A 3vec is a 4vec that has no Z bits.

In hardware modeling, Z bits (floating/undriven wires) are:

  1. relatively rare—for instance, an AND gate will never produce a Z value.
  2. often indistinguishable from X—for instance, if we give an undriven input to an OR gate, the hardware may interpret it as either a 0 or as a 1, so we may as well supplied an X instead.

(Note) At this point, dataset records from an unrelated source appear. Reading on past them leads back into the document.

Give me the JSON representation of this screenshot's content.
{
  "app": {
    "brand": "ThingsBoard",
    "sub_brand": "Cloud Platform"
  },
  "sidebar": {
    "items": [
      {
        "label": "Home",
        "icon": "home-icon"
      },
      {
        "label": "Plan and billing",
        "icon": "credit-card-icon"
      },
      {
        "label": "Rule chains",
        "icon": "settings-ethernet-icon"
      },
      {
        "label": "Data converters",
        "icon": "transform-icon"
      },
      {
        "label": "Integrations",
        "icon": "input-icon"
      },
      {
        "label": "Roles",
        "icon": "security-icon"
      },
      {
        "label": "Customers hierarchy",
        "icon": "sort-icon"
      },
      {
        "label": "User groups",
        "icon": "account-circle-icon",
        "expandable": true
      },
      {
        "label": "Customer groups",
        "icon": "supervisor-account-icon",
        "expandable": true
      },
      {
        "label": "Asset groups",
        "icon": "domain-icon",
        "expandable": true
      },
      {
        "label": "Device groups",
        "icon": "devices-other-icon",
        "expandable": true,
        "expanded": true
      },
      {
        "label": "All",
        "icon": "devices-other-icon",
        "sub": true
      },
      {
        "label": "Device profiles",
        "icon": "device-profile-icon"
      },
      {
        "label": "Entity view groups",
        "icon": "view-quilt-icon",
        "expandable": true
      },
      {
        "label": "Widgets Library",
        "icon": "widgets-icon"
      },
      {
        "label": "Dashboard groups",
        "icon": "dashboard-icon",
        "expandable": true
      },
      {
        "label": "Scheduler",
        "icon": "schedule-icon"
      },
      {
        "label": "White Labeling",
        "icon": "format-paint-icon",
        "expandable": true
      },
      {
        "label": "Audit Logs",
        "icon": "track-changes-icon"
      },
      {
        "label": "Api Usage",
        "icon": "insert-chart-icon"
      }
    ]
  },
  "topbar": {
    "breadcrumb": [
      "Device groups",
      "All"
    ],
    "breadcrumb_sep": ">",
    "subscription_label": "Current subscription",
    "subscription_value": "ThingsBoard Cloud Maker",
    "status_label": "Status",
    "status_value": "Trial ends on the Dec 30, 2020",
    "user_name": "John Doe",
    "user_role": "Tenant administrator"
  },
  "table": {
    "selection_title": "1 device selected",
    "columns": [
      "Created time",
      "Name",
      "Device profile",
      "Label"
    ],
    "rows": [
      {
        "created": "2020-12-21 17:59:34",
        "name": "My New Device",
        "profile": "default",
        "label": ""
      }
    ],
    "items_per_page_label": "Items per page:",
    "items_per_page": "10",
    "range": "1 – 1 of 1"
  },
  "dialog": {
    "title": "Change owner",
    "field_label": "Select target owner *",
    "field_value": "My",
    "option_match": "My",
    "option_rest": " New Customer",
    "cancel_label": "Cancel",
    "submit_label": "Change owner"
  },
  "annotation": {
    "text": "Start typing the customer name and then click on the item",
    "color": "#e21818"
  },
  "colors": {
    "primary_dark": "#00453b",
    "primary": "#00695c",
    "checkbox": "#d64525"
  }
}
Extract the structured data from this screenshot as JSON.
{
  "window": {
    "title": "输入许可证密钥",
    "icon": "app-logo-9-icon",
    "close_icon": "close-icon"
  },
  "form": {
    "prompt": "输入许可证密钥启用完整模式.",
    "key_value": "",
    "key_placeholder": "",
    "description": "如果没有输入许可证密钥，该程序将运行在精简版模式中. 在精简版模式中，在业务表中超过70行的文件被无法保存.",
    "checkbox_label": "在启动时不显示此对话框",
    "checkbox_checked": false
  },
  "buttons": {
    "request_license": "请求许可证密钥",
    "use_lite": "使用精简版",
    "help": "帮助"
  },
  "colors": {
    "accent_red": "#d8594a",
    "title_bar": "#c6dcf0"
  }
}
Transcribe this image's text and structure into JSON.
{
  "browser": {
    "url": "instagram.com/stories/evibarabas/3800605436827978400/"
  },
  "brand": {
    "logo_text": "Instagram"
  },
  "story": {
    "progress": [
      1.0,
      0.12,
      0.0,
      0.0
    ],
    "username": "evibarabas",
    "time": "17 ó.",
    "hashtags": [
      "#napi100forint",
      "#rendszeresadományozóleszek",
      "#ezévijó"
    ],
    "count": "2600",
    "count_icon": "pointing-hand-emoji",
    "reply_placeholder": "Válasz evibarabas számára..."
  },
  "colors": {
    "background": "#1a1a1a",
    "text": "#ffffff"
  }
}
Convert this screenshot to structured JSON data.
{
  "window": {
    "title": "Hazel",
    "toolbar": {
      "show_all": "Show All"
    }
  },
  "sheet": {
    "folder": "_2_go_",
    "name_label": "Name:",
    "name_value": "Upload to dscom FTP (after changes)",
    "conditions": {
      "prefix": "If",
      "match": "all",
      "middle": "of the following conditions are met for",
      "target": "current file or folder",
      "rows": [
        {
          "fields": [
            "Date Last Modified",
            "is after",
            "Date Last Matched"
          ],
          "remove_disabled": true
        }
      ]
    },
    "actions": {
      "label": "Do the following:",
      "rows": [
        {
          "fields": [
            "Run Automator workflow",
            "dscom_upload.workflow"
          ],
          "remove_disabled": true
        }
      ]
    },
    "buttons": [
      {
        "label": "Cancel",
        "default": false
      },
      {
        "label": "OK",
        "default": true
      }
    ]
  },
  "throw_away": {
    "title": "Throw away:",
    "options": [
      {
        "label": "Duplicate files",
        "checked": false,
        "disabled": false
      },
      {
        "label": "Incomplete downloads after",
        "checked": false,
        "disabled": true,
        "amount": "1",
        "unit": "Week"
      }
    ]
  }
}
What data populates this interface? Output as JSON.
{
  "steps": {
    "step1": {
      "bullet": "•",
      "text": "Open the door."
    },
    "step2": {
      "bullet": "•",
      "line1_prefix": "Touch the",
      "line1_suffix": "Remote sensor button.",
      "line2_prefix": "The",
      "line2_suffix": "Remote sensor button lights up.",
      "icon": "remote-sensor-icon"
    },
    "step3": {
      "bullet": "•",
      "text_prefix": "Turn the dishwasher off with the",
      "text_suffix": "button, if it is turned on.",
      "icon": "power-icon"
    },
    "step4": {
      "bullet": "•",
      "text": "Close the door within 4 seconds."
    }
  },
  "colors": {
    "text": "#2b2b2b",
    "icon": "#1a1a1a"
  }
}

In most of our 4vec-operations, we account for the second property by first ``unfloating'' our inputs, e.g., with 3vec-fix. But since Z values are relatively rare in the first place, this unfloating is often unnecessary. That is, in a circuit like:

(OR A (AND B C))

we can tell, statically, that we don't need to unfloat the result of the (AND B C) when computing the OR, because the AND can never produce a Z value anyway. This turns out to be a useful optimization during bit-blasting.

Subtopics

3vec-fix
Coerces an arbitrary 4vec to a 3vec by ``unfloating'' it, i.e., by turning any Zs into Xes.
3vec-equiv
Equivalence up to 3vec-fix.
3vec-p!
Recognizer for 3vec (without a 4vec-p guard).
3vec-p
Recognizer for 3vecs (with a 4vec-p guard).
3vec-fix-fast
Logically just 3vec-fix, but guarded with 3vec-p so that in the execution this is just the identity.